St Anthony of Abiña, 13-06-2022. Labayru Fundazioa Photographic Archive.

However, Kurtzio belongs to the chapel-shrine model. This chapel commemorates death and was part of funeral rite that began to be practised in the 16th century. The corpse was laid out there on its way to the parish church.

Some of the chapels are earlier than the parish churches. There were already references to the chapel in Parezi, for example, in documents from the 11th century.

The local residents, often the women living nearby, were in charge of looking after the chapels. That task was sometimes passed on from generation to generation. Even today, they continue to clean and decorate it for high days and holy days, which bring together the local residents for the different festivities and activities organised.

The locals have always particularly worshipped the saint of their neighbourhood chapel, and would regularly do so by making offerings and asking the saint to intercede for them at certain times. In the case of Busturia, St.

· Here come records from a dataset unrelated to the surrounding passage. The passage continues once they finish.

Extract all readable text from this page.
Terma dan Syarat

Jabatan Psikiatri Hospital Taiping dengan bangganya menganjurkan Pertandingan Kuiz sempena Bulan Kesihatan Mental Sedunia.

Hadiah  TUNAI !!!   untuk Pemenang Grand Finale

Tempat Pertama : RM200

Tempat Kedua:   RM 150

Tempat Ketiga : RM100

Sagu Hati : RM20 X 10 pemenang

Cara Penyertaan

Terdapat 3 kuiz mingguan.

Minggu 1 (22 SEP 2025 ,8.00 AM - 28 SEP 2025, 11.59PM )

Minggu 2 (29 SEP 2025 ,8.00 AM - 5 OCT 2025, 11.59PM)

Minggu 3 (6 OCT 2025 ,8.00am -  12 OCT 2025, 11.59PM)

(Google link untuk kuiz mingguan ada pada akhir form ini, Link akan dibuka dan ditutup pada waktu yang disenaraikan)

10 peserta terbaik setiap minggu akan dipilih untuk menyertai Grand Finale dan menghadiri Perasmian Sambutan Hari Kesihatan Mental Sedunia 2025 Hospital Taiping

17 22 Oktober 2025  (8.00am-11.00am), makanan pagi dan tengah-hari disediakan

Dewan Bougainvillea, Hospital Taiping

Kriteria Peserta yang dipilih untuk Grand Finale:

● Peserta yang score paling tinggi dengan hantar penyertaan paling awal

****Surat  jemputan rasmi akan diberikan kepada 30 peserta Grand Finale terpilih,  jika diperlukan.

Christopher is the patron saint of drivers, but people would also pray to him to cure earache. They would pray to the figure of Mary Magdalene in the chapel of San Bartolomé to protect the fishermen; and to Our Lady of the Snows to ask for rain at times of drought.

Those rites have been lost in time, but there are still people who recall carrying them out and do so with pride. The chapels and the neighbourhood life attached to them are a good way of learning more about our towns and neighbourhoods.